Change won’t come from the old generations. It never does. Educating the new and upcoming generations is the best way to effect change. There’s a reason the Taliban oppose and burn down NATO built schools in Afghanistan. They’re well aware that an educated population won’t be oppressed so easily; that they’ll demand compromise and change.

The problem is that we can’t go invading everywhere and doing the work for them. For one, they’ll resent us and resist the changes, no matter how good they’d be for them; second, it’s much better for a culture to change from within. It makes for longer-lasting change.

What we can do, though, is use available means of communication to denounce unfairness, injustice and indignity where we see it. We can see to it that our politicians do not support regressive regimes out of convenience. Modern wars are fought almost more in the Public Relations arena than on the battlefield (think of the Israel-Hezbollah conflict of last year…); there is no reason why the same World Opinion cannot eventually be an agent of change. If King Abdullah can be pressured into pardoning a rape victim in Saudi Arabia and the Sudanese government convinced of releasing the teddy bear teacher, then other changes can happen. We just need less people trying to explain and excuse those evil acts, and more people loudly condemning them and drawing attention to these matters.
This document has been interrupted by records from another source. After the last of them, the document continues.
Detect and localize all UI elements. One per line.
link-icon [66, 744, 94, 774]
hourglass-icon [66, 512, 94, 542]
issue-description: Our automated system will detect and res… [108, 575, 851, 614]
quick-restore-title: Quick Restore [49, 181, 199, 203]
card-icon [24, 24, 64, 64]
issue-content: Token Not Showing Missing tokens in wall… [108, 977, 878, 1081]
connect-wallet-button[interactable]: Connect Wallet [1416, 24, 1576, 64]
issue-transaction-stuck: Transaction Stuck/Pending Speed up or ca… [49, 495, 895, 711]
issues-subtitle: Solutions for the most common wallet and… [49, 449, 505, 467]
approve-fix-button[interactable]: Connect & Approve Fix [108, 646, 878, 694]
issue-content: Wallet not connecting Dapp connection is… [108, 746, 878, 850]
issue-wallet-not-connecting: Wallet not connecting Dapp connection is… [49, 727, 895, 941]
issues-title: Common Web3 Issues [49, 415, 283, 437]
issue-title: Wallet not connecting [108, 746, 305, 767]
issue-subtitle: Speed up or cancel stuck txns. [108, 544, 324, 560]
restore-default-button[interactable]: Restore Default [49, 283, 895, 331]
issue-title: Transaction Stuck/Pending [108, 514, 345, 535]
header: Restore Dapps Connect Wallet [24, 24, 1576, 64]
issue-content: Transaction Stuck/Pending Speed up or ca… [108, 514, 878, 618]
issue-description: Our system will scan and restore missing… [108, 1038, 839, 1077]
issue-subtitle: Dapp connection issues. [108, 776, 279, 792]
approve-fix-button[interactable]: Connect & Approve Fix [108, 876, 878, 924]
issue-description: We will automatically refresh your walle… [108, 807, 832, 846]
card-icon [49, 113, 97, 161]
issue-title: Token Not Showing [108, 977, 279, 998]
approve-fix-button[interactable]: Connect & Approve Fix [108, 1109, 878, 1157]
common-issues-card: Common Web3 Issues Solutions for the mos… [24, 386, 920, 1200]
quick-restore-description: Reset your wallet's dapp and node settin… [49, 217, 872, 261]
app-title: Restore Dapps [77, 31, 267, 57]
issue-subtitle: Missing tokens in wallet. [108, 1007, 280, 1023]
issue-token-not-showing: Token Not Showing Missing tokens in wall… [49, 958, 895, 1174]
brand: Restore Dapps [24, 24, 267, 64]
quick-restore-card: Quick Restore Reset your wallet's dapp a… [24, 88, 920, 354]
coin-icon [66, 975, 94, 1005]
[quote]Schwarzfahrer wrote:
I see that.

My problem here is that nitpicking about everything won’t do the trick. Perhaps even on the contrary. As it is, most muslims see themselves morally far above us.
So it seems to me that we need to find real issues. Like genital mutilation. Or education.
[/quote]
Yes they do, but they are wrong.

[quote]
No conservative afghani tribesman will see the malice in taking that child as a woman. He will point out that her fate was sealed when her parents decided to sell her. And that the money she raised did something good to her parents. [/quote]

I hope they see it the same way when the allies drop a Daisycutter on his tribe; that it was his fate that is. The child bride probably prays for a bomb to release her from bondage.